Seven years ago, Bauer joined L.B. Foster — which operates individual business units that specialize in rail, construction and energy — returning to the city of his birth, 32 years after he left. It was his first CEO role, but the board wanted to pursue a more aggressive growth strategy, and the directors felt Bauer was the right person for the job.
Responsibility wasn’t new to Bauer, who led a business group at Emerson Network Power (now Vertiv) with more than $3 billion in annual sales. He says when you step into the CEO role, a lot of things need to go right. The pressure is high, especially at a company more than 100 years old.
You live by the philosophy that people depend on the company, Bauer says. And you, as the CEO, are responsible for not messing that up.

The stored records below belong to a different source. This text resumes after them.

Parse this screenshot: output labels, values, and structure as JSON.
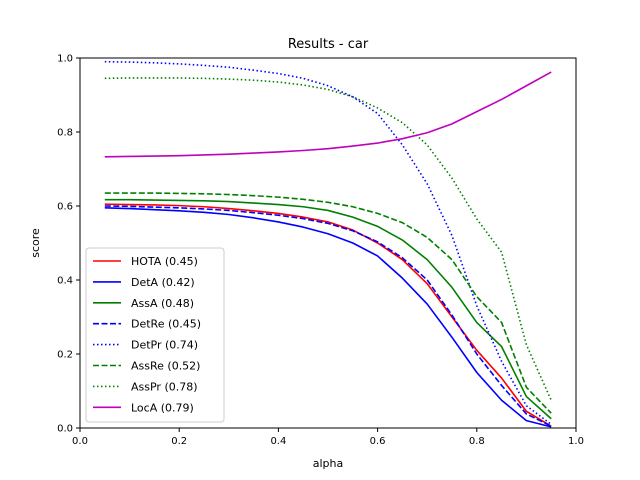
{
  "chart_data": {
    "type": "line",
    "title": "Results - car",
    "xlabel": "alpha",
    "ylabel": "score",
    "xlim": [
      0.0,
      1.0
    ],
    "ylim": [
      0.0,
      1.0
    ],
    "xticks": [
      "0.0",
      "0.2",
      "0.4",
      "0.6",
      "0.8",
      "1.0"
    ],
    "yticks": [
      "0.0",
      "0.2",
      "0.4",
      "0.6",
      "0.8",
      "1.0"
    ],
    "grid": false,
    "legend_position": "lower-left",
    "x": [
      0.05,
      0.1,
      0.15,
      0.2,
      0.25,
      0.3,
      0.35,
      0.4,
      0.45,
      0.5,
      0.55,
      0.6,
      0.65,
      0.7,
      0.75,
      0.8,
      0.85,
      0.9,
      0.95
    ],
    "series": [
      {
        "name": "HOTA (0.45)",
        "color": "#ff0000",
        "dash": "solid",
        "values": [
          0.605,
          0.604,
          0.603,
          0.601,
          0.598,
          0.593,
          0.587,
          0.58,
          0.57,
          0.557,
          0.535,
          0.5,
          0.455,
          0.39,
          0.3,
          0.21,
          0.135,
          0.045,
          0.005
        ]
      },
      {
        "name": "DetA (0.42)",
        "color": "#0000ff",
        "dash": "solid",
        "values": [
          0.595,
          0.593,
          0.59,
          0.587,
          0.583,
          0.577,
          0.568,
          0.557,
          0.543,
          0.525,
          0.5,
          0.465,
          0.405,
          0.335,
          0.245,
          0.15,
          0.075,
          0.02,
          0.003
        ]
      },
      {
        "name": "AssA (0.48)",
        "color": "#008000",
        "dash": "solid",
        "values": [
          0.617,
          0.617,
          0.616,
          0.615,
          0.614,
          0.612,
          0.608,
          0.604,
          0.598,
          0.588,
          0.57,
          0.545,
          0.508,
          0.455,
          0.38,
          0.285,
          0.22,
          0.085,
          0.025
        ]
      },
      {
        "name": "DetRe (0.45)",
        "color": "#0000ff",
        "dash": "dashed",
        "values": [
          0.6,
          0.599,
          0.597,
          0.595,
          0.592,
          0.588,
          0.582,
          0.575,
          0.566,
          0.553,
          0.533,
          0.503,
          0.46,
          0.4,
          0.305,
          0.2,
          0.115,
          0.038,
          0.005
        ]
      },
      {
        "name": "DetPr (0.74)",
        "color": "#0000ff",
        "dash": "dotted",
        "values": [
          0.99,
          0.989,
          0.987,
          0.984,
          0.98,
          0.975,
          0.967,
          0.958,
          0.945,
          0.925,
          0.895,
          0.85,
          0.765,
          0.66,
          0.52,
          0.33,
          0.18,
          0.06,
          0.01
        ]
      },
      {
        "name": "AssRe (0.52)",
        "color": "#008000",
        "dash": "dashed",
        "values": [
          0.635,
          0.635,
          0.635,
          0.634,
          0.633,
          0.631,
          0.628,
          0.624,
          0.618,
          0.61,
          0.598,
          0.58,
          0.555,
          0.515,
          0.455,
          0.355,
          0.285,
          0.11,
          0.04
        ]
      },
      {
        "name": "AssPr (0.78)",
        "color": "#008000",
        "dash": "dotted",
        "values": [
          0.945,
          0.946,
          0.946,
          0.946,
          0.945,
          0.943,
          0.94,
          0.935,
          0.927,
          0.915,
          0.895,
          0.865,
          0.825,
          0.765,
          0.675,
          0.565,
          0.475,
          0.225,
          0.075
        ]
      },
      {
        "name": "LocA (0.79)",
        "color": "#bf00bf",
        "dash": "solid",
        "values": [
          0.733,
          0.734,
          0.735,
          0.736,
          0.738,
          0.74,
          0.743,
          0.746,
          0.75,
          0.755,
          0.762,
          0.77,
          0.782,
          0.798,
          0.822,
          0.855,
          0.888,
          0.925,
          0.962
        ]
      }
    ]
  }
}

“When I wake up every day, I’m thinking about the 1,800 people that work for this company,” he says.
Bauer was charged with creating a strategic plan to take the business into a new era — one where a more diversified organization isn’t as dependent on commoditized products and cyclical markets. That could be achieved through three components: moving into adjacent markets by acquiring companies, organic growth through new product innovation and improved profitability with continuous improvement programs.
Because the management team was largely intact, Bauer says they were able to help create the plans to accelerate growth and take advantage of opportunities — something L.B. Foster hadn’t always done in the past.
Look within and without
Most of the ideas L.B. Foster has implemented have come from the people within the organization.
Bauer knew it would take him about two years to learn about new markets like tubular, the tubes used in oil and gas production. So from the start, he’s leaned on the employees.
“You create a process with a strategic planning process to really mine the organization for the ideas that maybe we haven’t capitalized on the past, or maybe it’s just surfaced because of changing conditions in the marketplace,” he says.